Friday, June 29, 2012

From high-tech the age-old tradition of bead-making.

Our "Ipad-Cafe." So many people have ipads here (ordered one!)that our group got together to share apps and "how-to-do-this." It was such fun, and the possibilities seem to be infinite. We met at Jane Curtis's house, hooked the ipad up to the TV, and started "school." (The home-made cinnamon rolls were the advertiser that got us all there!)
Five of us took the day to go visit the TK Bead Factory, owned by Florence __________. It took us an hour to get there, over good roads,..and horrible, rutted muddy ones. Our tour began right at the gate, with the mainstay of the product-- collected, cast-off glass bottles.
The glass fragments are pounded (I could hardly lift the metal post used for this)into a very, very fine powder. This material was so pulverized that we could touch it with our fingers without getting cut at all; it just felt soft.
The powder is mixed with whatever color of glass is desired, placed into molds, then lifted into the kiln. They actually use the remains of termite mounds to form the kiln, and from time to time they crack and have to be repaired. The heat was intense, even standing quite a ways from it. On a typically hot day, this kind of work would be highly uncomfortable.
Molds for the beads. They make their own molds out of clay, which can withstand high temperatures. After pouring the glass into the mold, heating it, then letting it cool, they use a sharp stylist-like-thing to rotate the bead making it round in shape. Then they can extract it from its hole.
These beads are "drying" on thin wires; they look more like modernistic bouquets.
This young worker is breaking etched glass into smaller pieces. He should be in school somewhere; but, on the other hand, he does have job security in a family-owned business. ??
Stringing the beads for different jewelry: Today was such a pleasant temperature, but we tried to imagine doing this in the heat of the day, say in November. Sauna.
The store: eye candy for girls.
The table full of beads...
It is the rainy season here, and we noticed that the workers had set out large basins to catch the rainwater.
Isn't she gorgeous? Florence. She has traveled to India, Europe, and other destinations collecting and trading beads/other items. She has built up her TK Bead Factory to the point that it is on recommended lists of places to visit. She is standing in front of her wood-carved door that depicts Christ knocking on the door, waiting for the occupants to open. (She was very concerned that I understand the message on the door...I loved it.)

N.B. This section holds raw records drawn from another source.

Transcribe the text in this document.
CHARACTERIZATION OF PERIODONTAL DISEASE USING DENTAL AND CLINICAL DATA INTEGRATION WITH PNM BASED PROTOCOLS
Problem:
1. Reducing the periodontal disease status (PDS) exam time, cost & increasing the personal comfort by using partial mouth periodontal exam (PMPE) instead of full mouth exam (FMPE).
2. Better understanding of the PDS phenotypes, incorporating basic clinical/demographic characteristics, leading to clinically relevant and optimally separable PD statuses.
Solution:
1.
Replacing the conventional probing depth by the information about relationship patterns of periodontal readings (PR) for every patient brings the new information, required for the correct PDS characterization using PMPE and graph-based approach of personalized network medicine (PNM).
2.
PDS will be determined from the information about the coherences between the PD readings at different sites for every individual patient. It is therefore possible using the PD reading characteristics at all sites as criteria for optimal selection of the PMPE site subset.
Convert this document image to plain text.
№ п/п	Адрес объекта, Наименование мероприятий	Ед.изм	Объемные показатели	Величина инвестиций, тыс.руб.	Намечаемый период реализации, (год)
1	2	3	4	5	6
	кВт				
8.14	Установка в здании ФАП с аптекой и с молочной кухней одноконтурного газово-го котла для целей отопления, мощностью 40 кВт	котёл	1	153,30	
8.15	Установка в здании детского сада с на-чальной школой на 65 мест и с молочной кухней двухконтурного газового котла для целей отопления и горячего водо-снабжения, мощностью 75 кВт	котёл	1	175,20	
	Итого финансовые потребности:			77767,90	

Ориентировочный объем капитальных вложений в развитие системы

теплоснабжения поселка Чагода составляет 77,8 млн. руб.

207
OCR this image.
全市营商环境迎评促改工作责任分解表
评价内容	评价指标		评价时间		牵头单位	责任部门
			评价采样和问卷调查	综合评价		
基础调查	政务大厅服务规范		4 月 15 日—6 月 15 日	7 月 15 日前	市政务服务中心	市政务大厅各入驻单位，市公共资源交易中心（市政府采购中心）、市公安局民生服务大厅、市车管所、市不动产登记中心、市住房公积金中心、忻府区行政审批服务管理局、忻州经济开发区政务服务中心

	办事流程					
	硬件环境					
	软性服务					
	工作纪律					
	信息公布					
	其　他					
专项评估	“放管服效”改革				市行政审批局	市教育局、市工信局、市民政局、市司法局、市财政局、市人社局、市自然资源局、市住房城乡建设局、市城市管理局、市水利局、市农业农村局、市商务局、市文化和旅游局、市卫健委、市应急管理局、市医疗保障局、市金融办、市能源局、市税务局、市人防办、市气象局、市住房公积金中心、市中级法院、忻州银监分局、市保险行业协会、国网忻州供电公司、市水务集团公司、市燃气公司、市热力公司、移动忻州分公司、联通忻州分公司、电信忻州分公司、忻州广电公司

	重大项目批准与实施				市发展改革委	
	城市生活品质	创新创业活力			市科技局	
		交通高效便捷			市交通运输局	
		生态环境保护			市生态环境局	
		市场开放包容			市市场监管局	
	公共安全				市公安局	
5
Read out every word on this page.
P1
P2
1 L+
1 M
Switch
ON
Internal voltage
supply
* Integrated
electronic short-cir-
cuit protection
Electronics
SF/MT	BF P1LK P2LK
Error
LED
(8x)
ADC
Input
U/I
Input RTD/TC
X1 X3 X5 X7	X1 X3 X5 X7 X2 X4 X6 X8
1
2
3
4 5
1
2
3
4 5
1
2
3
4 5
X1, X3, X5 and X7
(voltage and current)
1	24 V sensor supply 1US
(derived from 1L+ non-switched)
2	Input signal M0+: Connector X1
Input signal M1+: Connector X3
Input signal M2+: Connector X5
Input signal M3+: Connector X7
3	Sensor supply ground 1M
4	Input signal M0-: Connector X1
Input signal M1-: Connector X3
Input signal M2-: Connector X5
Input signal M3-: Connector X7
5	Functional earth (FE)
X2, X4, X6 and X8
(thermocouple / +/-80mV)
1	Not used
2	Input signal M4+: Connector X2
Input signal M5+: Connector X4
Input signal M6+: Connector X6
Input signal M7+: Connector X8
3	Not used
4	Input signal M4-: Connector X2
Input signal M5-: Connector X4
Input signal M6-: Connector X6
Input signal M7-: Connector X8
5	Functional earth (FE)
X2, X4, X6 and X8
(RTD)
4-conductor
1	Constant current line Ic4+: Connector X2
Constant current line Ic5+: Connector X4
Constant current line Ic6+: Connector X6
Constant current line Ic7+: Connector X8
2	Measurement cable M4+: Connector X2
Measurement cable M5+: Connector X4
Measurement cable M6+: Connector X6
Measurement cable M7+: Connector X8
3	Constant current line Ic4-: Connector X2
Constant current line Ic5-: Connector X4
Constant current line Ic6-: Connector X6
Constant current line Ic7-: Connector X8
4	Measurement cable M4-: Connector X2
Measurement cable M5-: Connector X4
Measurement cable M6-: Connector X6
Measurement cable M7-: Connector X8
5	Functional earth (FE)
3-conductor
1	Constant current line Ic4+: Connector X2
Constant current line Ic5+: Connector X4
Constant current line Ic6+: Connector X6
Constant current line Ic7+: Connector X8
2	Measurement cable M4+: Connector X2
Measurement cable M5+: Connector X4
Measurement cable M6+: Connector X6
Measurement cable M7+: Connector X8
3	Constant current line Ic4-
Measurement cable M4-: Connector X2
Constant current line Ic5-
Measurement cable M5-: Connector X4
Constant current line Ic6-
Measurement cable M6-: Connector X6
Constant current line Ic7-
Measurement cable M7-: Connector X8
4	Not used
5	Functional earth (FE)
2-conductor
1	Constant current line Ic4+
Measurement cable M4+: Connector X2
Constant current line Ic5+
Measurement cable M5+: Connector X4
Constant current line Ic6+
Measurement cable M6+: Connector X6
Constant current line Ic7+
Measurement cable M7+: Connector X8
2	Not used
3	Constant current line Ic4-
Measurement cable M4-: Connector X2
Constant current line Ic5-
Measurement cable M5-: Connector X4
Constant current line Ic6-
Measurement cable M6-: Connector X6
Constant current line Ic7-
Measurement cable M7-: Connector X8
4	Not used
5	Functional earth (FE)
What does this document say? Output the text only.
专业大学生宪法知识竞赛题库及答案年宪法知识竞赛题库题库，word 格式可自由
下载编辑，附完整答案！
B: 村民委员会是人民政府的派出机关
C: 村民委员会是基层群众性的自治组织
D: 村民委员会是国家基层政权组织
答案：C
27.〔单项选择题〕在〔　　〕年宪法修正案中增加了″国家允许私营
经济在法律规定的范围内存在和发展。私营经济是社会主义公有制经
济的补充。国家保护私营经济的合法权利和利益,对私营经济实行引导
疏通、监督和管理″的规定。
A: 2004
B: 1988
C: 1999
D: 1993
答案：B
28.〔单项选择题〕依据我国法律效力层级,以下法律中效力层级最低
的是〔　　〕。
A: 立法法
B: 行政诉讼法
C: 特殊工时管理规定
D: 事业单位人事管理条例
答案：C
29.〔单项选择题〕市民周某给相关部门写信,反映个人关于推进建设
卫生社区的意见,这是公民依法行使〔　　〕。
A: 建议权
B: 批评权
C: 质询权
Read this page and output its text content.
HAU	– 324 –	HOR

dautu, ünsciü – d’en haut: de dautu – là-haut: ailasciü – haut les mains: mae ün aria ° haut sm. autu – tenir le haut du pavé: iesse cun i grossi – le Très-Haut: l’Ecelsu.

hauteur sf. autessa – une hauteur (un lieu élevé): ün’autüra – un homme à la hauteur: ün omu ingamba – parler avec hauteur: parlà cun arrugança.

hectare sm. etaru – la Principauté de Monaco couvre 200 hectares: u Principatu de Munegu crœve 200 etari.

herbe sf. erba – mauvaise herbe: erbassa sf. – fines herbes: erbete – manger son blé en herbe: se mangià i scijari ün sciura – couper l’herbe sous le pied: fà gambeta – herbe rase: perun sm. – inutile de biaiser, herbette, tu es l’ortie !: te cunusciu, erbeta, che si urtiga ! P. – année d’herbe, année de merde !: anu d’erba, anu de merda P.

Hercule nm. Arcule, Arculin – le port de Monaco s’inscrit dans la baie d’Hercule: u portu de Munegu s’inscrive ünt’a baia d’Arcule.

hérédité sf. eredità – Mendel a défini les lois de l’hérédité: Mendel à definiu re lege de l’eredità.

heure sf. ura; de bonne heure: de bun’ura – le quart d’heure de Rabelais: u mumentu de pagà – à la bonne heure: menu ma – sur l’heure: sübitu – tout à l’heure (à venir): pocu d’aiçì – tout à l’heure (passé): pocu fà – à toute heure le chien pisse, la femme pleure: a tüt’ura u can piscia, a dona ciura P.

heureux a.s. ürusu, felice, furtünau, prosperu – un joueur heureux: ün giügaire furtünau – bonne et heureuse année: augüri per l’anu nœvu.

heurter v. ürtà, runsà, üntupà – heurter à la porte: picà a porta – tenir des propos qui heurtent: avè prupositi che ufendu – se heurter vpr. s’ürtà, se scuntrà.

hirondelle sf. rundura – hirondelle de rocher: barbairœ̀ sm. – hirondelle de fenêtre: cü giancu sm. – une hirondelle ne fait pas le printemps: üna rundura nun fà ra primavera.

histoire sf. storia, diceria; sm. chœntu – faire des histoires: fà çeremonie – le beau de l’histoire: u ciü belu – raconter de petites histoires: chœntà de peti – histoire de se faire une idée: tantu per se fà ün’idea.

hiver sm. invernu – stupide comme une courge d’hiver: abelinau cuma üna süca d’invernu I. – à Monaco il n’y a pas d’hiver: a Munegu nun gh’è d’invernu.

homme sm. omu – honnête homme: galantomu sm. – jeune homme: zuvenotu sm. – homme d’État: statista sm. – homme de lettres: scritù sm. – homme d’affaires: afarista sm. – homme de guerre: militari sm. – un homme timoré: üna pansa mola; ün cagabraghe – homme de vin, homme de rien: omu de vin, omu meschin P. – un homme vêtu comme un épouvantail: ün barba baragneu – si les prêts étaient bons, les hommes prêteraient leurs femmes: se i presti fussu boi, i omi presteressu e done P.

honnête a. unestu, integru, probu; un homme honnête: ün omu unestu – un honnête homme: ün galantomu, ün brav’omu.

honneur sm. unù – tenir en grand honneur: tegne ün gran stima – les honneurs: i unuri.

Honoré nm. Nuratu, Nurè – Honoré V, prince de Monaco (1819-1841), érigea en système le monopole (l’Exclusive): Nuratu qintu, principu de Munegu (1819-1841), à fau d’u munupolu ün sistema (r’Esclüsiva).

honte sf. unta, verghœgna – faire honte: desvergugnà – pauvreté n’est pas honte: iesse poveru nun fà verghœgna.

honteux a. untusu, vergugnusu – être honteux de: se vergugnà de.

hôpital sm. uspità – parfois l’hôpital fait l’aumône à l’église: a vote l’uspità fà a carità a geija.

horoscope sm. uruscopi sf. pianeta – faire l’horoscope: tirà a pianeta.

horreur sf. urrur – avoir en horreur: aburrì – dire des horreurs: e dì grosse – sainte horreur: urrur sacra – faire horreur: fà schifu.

The most interesting part, (well, for me) Florence,brought out her collection of 19th century beads, and Jennifer bargained to buy two of the necklaces, (and actually had one re-strung.) They were somewhat expensive, but their history is so interesting. Villagers save these old, "family-made" beads and trade them when they absolutely have nothing else to trade for goods. The original designs can no longer be replicated; the bead-makers don't even know how it was done, so today's patterns are a bit different. The beads started in 300 BCE in Alexandria, showed up in Rome around 300 CE, then flourished in Venice in the 15th century. Unfortunately, many of these beads were used in the slave-trading market - each bead(s) representing a human soul.